Rory McIlroy believes the spate of withdrawals from this summer's Olympics is not embarrassing for golf because the Games do not represent the "pinnacle" of the sport.
McIlroy, who is due to marry fiancée Erica Stoll next year, opted out of representing Ireland in Rio after citing his concerns over the Zika virus, a mosquito-borne virus which has been linked to defects in newborn babies and Guillain-Barre, a rare neurological syndrome that causes temporary paralysis in adults.
World number one Jason Day and US Open runner-up Shane Lowry also withdrew their names from consideration this week, joining a growing list of players which includes Australian pair Marc Leishman and Adam Scott, South African trio Branden Grace, Louis Oosthuizen and Charl Schwartzel and Fiji's Vijay Singh. Graeme McDowell also made himself unavailable as his wife is due to give birth to their second child during the Games.
Speaking ahead of the French Open at Le Golf National, McIlroy said: "I've said to people I have four Olympic Games (major championships) a year. That's my pinnacle. That's what I play for. That's what I'll be remembered for.
"Some people argue that it would have been better to send amateurs there, but the whole reason that golf is in the Olympics is because they wanted the best players to go and compete. But unfortunately with where it is this year, people just aren't comfortable going down there and putting themselves or their family at risk.

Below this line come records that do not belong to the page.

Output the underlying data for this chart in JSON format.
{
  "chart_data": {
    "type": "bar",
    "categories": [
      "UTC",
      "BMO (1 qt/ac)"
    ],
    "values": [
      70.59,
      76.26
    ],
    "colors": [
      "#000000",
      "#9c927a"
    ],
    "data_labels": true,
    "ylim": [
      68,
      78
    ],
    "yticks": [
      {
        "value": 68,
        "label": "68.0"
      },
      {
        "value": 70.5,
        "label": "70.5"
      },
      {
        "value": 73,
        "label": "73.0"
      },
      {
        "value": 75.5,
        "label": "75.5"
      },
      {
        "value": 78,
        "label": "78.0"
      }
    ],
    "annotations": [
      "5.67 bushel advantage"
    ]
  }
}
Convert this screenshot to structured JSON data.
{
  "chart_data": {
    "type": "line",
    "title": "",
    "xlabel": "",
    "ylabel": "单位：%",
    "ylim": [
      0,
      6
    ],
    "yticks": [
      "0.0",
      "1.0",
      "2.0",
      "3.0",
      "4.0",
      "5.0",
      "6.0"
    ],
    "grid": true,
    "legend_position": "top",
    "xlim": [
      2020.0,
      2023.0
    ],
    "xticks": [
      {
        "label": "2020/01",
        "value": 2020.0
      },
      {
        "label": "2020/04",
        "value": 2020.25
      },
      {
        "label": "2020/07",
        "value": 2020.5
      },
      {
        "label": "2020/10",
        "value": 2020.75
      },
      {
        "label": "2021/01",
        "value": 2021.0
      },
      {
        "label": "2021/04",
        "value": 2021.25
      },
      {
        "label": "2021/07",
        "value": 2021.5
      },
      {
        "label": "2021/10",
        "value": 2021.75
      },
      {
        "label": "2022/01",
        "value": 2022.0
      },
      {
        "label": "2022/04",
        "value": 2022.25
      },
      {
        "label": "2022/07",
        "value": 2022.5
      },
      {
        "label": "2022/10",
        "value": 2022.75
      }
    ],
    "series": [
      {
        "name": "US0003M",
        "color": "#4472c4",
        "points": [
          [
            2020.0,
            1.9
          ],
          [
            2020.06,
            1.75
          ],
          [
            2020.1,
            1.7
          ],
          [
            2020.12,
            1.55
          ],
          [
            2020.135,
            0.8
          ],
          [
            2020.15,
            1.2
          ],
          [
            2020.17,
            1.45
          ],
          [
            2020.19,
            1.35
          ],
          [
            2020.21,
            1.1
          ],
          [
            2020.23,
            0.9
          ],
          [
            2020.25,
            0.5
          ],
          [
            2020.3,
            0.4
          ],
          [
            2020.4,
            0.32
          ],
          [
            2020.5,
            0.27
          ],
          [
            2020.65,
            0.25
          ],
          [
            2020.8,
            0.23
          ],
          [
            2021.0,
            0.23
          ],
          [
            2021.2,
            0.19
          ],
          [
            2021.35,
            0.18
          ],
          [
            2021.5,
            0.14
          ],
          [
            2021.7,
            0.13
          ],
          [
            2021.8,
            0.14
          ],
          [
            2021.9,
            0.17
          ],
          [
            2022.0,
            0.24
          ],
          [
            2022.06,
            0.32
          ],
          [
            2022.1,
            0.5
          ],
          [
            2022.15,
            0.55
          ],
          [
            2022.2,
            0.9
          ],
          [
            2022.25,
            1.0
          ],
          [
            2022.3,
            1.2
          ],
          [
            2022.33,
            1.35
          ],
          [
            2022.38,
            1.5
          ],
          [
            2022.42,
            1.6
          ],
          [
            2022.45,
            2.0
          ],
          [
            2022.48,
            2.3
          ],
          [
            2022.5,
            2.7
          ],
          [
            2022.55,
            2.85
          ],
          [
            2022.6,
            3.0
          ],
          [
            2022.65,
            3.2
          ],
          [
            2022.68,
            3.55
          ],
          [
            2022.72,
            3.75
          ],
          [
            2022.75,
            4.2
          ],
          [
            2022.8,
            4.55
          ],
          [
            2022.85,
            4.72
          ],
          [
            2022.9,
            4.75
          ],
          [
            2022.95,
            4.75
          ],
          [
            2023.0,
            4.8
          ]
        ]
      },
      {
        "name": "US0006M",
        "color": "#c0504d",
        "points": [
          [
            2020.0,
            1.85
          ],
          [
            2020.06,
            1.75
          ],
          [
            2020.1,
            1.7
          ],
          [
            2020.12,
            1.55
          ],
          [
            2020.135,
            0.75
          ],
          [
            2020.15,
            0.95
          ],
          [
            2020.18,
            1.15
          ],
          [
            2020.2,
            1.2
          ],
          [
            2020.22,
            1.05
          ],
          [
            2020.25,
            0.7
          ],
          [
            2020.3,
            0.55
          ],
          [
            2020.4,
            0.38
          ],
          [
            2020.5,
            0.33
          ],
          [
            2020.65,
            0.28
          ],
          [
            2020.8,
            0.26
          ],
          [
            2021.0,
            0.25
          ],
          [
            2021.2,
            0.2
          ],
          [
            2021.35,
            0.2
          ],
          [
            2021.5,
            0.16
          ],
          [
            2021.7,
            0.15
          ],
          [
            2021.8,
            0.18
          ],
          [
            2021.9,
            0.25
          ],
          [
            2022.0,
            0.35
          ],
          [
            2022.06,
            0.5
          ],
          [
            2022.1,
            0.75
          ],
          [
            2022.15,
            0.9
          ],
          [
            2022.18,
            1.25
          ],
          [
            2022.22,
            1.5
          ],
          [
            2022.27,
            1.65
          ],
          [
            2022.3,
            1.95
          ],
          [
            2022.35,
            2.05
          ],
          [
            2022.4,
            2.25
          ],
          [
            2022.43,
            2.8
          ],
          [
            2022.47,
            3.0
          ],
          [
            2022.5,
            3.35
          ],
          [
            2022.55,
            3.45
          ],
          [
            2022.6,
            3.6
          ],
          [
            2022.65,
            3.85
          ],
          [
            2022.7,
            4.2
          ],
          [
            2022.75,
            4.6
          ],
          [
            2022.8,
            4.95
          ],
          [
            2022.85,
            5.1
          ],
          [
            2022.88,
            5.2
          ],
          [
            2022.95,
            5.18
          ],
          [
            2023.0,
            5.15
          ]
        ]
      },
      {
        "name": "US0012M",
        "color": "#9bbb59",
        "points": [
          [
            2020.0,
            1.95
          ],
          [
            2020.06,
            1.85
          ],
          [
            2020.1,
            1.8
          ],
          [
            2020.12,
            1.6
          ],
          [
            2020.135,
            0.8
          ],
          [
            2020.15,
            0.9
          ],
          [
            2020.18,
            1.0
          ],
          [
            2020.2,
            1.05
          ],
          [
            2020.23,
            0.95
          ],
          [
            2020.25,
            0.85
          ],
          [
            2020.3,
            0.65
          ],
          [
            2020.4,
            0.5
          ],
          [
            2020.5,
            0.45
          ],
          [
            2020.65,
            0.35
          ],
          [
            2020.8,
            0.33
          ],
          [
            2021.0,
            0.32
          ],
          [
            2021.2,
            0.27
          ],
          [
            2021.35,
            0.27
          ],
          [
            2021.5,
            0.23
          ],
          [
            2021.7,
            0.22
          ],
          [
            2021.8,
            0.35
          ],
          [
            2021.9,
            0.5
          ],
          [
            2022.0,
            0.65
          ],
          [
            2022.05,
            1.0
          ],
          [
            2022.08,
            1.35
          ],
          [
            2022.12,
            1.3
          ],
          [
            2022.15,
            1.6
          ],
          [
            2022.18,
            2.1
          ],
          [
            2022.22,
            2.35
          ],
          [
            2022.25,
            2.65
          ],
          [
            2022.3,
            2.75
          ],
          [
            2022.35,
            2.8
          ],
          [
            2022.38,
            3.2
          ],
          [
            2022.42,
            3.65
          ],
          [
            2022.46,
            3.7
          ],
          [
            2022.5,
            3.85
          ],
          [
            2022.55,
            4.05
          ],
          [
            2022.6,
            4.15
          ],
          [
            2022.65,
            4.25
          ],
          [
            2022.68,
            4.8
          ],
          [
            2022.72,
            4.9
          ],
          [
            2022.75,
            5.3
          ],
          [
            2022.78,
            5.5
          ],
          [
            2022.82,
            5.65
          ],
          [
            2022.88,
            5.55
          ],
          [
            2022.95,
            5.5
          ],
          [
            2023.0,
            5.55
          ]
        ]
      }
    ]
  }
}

"I don't think it's embarrassing for the game because most other athletes dream their whole lives of competing in the Olympics, winning an Olympic Gold, and we haven't. We dream of winning Claret Jugs and we dream of winning green jackets. Whether that makes golf look insular in any way... it's just the way it is."
Although there is no vaccination for Zika, McIlroy recently had the others required to travel to Brazil and said in May he wanted to go and "give it my best shot" while he did not have a family.
The 27-year-old also said he did not want to let down Ireland's golf captain Paul McGinley, whom he spoke to before announcing his withdrawal.
"That was probably one of the toughest phone calls I've had to make, because we've talked about it so much," McIlroy added. "We've done so much work, got accommodation, got security down there, got a chef in, got everything planned out. I got my jabs; I had two dead shoulders for about four days.
"But then at the end of the day, if I'm not 100 per cent comfortable going down there, I just don't want to put it at risk. There's another Olympic Games in Tokyo in 2020 and I'm more than happy to wait until then to get that Olympic experience."